Este diamante formou-se nas profundezas do manto da Terra, mas os diamantes podem se formar de pelo menos nove maneiras diferentes, incluindo condensação nas atmosferas de estrelas antigas e frias, impactos de meteoritos ou asteróides e pressões ultra-altas dentro de zonas de subducção entre placas tectônicas.

ARKENSTONE/Rob Lavinsky


O quão profundamente o mineralógico está entrelaçado com o biológico pode não ser uma grande surpresa para os cientistas da Terra, disse Sahai, mas a nova taxonomia de Morrison e Hazen “colocou uma boa sistematização e a tornou mais acessível a uma comunidade mais ampla”.

A nova taxonomia mineral será bem recebida por alguns cientistas. (“O antigo era uma merda”, disse Sarah Carmichael, pesquisadora de mineralogia da Appalachian State University.) Outros, como Carlos Gray Santana, filósofo da ciência da Universidade de Utah, defendem o sistema IMA, mesmo que não o faça. t levar em conta a natureza da evolução mineral. “Isso não é um problema”, disse ele, porque a taxonomia do IMA foi desenvolvida para fins aplicados, como química, mineração e engenharia, e ainda funciona muito bem nessas áreas. “É bom para atender às nossas necessidades práticas.”

No entanto, as necessidades dos cientistas também estão mudando por causa de atividades como a exploração espacial. Uma implicação das descobertas de Hazen e Morrison é que nosso planeta aquoso e vivo é provavelmente muito mais rico em diversidade mineral do que outros corpos rochosos do sistema solar. “Existem muitos minerais que simplesmente não poderiam se formar em Marte”, disse Hazen. “Não tem pinguins fazendo cocô em minerais de argila, não tem morcegos em cavernas, não tem cactos em decomposição ou coisas assim.”

Ainda assim, Hazen e Morrison esperam que sua taxonomia possa um dia ser usada para decodificar a história geológica de outros planetas ou luas e procurar indícios de vida lá, passada ou presente. Ao examinar um cristal marciano, por exemplo, os pesquisadores podem usar a nova estrutura mineralógica para observar características como tamanho de grão e defeitos de estrutura para determinar se ele poderia ter sido produzido por um micróbio antigo e não por um mar moribundo ou por um meteoro.

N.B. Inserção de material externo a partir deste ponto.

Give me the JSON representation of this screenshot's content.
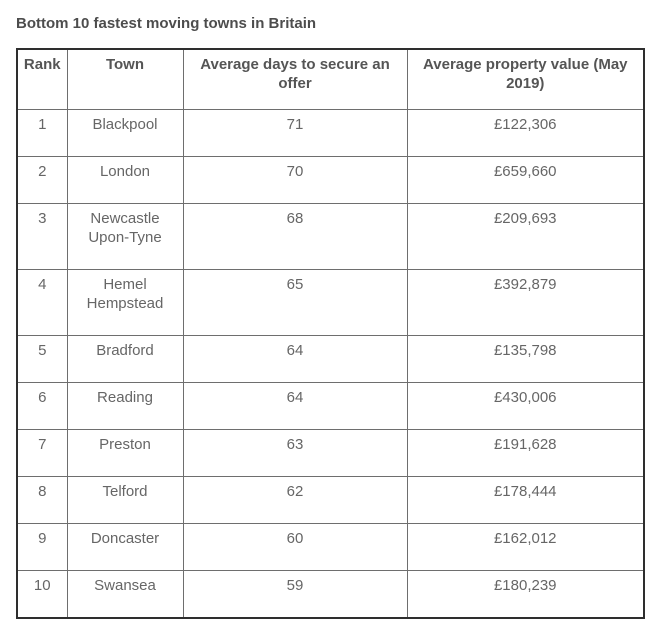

Hazen acredita que a nova taxonomia pode até ajudar a detectar vida em planetas ao redor de estrelas distantes. A luz de exoplanetas detectados pelo Telescópio Espacial James Webb e outros instrumentos sofisticados podem ser analisados ??para determinar a composição química de suas atmosferas; com base no conteúdo mensurável de oxigênio, a presença ou ausência de vapor de água, concentrações relativas de carbono e outros dados, os pesquisadores poderiam tentar prever que tipos de minerais provavelmente se formariam a anos-luz de distância.

Timothy Lyons, biogeoquímico que faz parte da equipe de astrobiologia da Universidade da Califórnia, Riverside, acha que isso pode estar levando a metodologia longe demais, já que “você não vai a esses planetas e coleta minerais” para confirmar os resultados. No entanto, ele vê a taxonomia de Hazen e Morrison como uma fonte potencialmente importante de insights para estudos de minerais extraterrestres encontrados em nossa lua e Marte.

“De uma maneira realmente ampliada e em larga escala, estamos entendendo não apenas nosso planeta [mas também] todo o nosso sistema solar e potencialmente os sistemas solares além”, disse Morrison. “Isso é realmente incrível.”